逆像法はざっくりいうと、「a,bの値に対して、x,yはどこを動くか?」って考えるかわりに、「定数扱いしたx,yに対して条件を満たすa,bはあるのか?」とx,yが通過領域内にあるんだったら、それを逆向きにたどったa,b(逆像)を考えたらそれがあるよね?とする考え方です。

順像法は素朴にa,bを動かしながらx,yを追いかける方法なのですが、そのなかでもxを固定してそのときのyの値域を考えてそのxを動かして全体の領域を調べる文字固定的な考え方(大数という雑誌ではファクシミリの原理といわれてます)が代表です。

ということで、通過領域の問題ならだいたい2つは解法が考えられるわけです。

でも、この問題は文字固定するにしてもxの次にaを固定するのかbを固定するのかで分かれます。ちなみにbの方が簡単です。

逆像法でやるにしても、領域内にa,bが存在するということをいうときに、線形計画法的にやるなか、正領域負領域のやり方でやるのかでも少し楽さが変わってきます。

 

もちろん、順像法と逆像法は実際はほとんどのケースで両方が使えるわけですが、こういうときは少しどっちが使いやすいとかもあります。対称式とか二次以下の式とか解の存在範囲が複雑じゃないとかだと逆像法がやや楽になりがちで、文字が多いとか、2次式以下じゃないとかだと順像法を使いがちですね。

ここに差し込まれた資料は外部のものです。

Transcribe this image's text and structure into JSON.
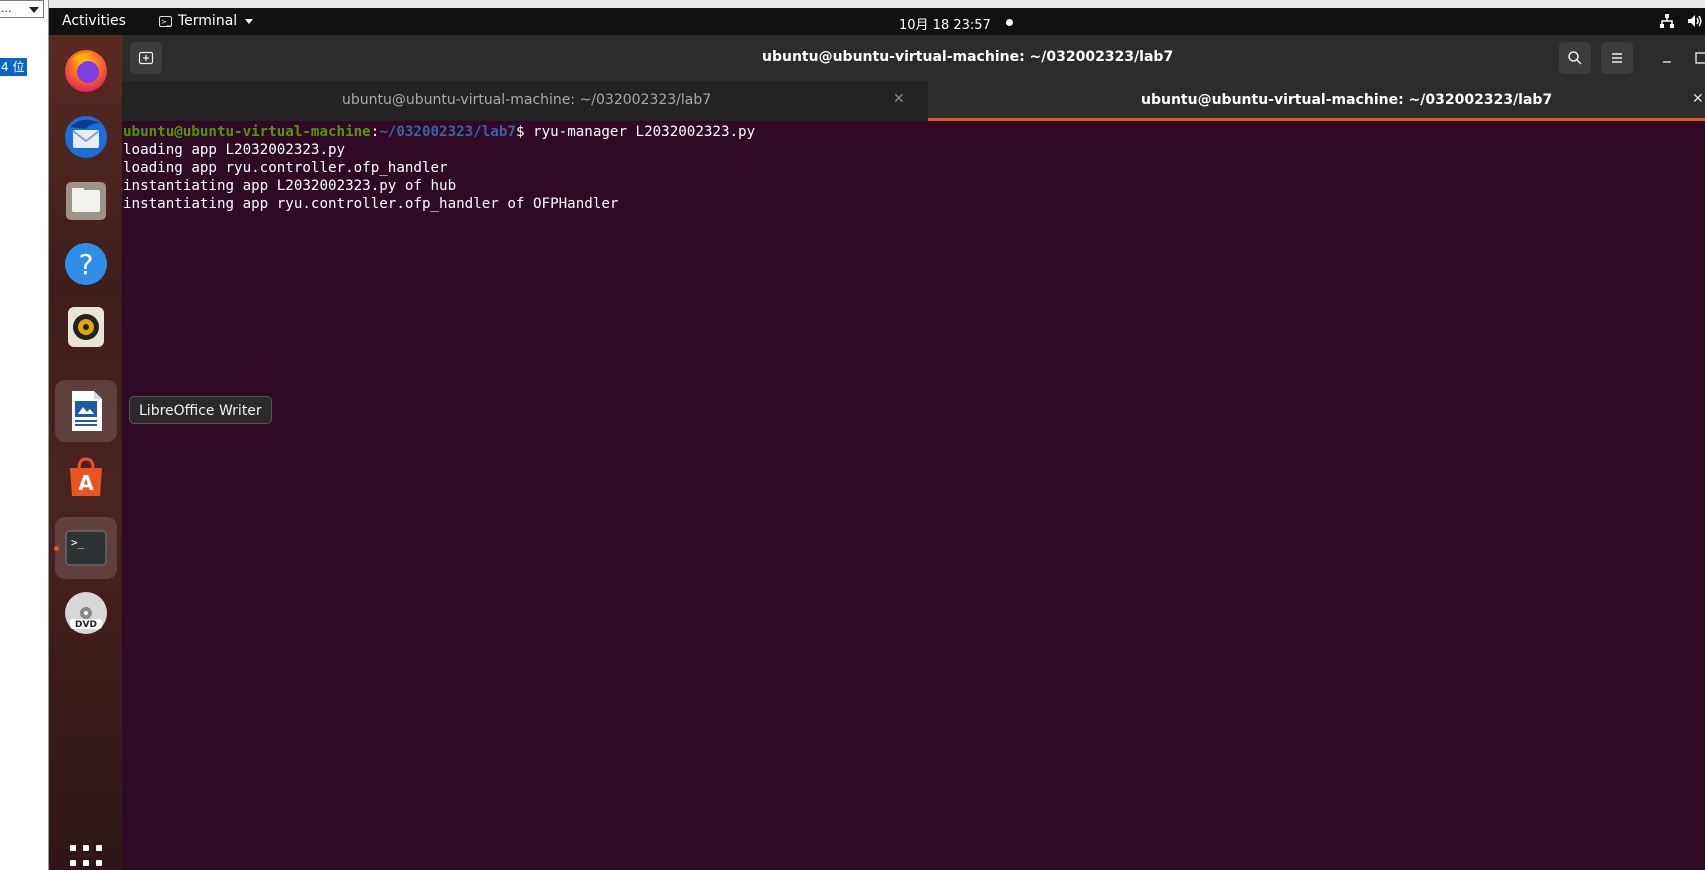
{
  "host": {
    "dropdown_text": "...",
    "selected_text": "4 位"
  },
  "gnome_bar": {
    "activities": "Activities",
    "app_name": "Terminal",
    "clock": "10月 18  23:57"
  },
  "dock": {
    "items": [
      {
        "name": "Firefox",
        "icon": "firefox-icon"
      },
      {
        "name": "Thunderbird",
        "icon": "thunderbird-icon"
      },
      {
        "name": "Files",
        "icon": "files-icon"
      },
      {
        "name": "Help",
        "icon": "help-icon"
      },
      {
        "name": "Rhythmbox",
        "icon": "rhythmbox-icon"
      },
      {
        "name": "LibreOffice Writer",
        "icon": "writer-icon"
      },
      {
        "name": "Ubuntu Software",
        "icon": "software-icon"
      },
      {
        "name": "Terminal",
        "icon": "terminal-icon"
      },
      {
        "name": "DVD",
        "icon": "dvd-icon"
      }
    ],
    "tooltip": "LibreOffice Writer"
  },
  "terminal": {
    "window_title": "ubuntu@ubuntu-virtual-machine: ~/032002323/lab7",
    "tabs": [
      {
        "label": "ubuntu@ubuntu-virtual-machine: ~/032002323/lab7",
        "active": false
      },
      {
        "label": "ubuntu@ubuntu-virtual-machine: ~/032002323/lab7",
        "active": true
      }
    ],
    "prompt_user": "ubuntu@ubuntu-virtual-machine",
    "prompt_sep": ":",
    "prompt_path": "~/032002323/lab7",
    "prompt_symbol": "$ ",
    "command": "ryu-manager L2032002323.py",
    "output": [
      "loading app L2032002323.py",
      "loading app ryu.controller.ofp_handler",
      "instantiating app L2032002323.py of hub",
      "instantiating app ryu.controller.ofp_handler of OFPHandler"
    ]
  },
  "colors": {
    "terminal_bg": "#300a24",
    "accent": "#e95420",
    "prompt_user": "#4e9a06",
    "prompt_path": "#3465a4"
  }
}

でも、僕自身は基本逆像法から考えることが多いですね。これでできるなら速いので。ただ、ひとつ言えるのは東大は京大と違って解法を指定してくることがあってそれが順像法のときがあるんですね。

それが逆像法から考えるのが好きな僕としては、少し、そうですかあ、じゃあしゃあないなって感じです。

でも、今回の問題については指定がなかったですね。そして、逆像法で処理する方がだいぶ楽だなという印象です。

一応、逆像法アンド正領域負領域の考え方と、

x,bを先に固定した順像法での解答です。

逆像法アンド線形計画法でもやりやすいです。

順像法でx,a固定は結構面倒ですね。

 

まあ、東大受ける人はこの問題も含めてしっかり15年分くらい過去問やっとくべきかなと。すごく傾向がある大学ですのでね。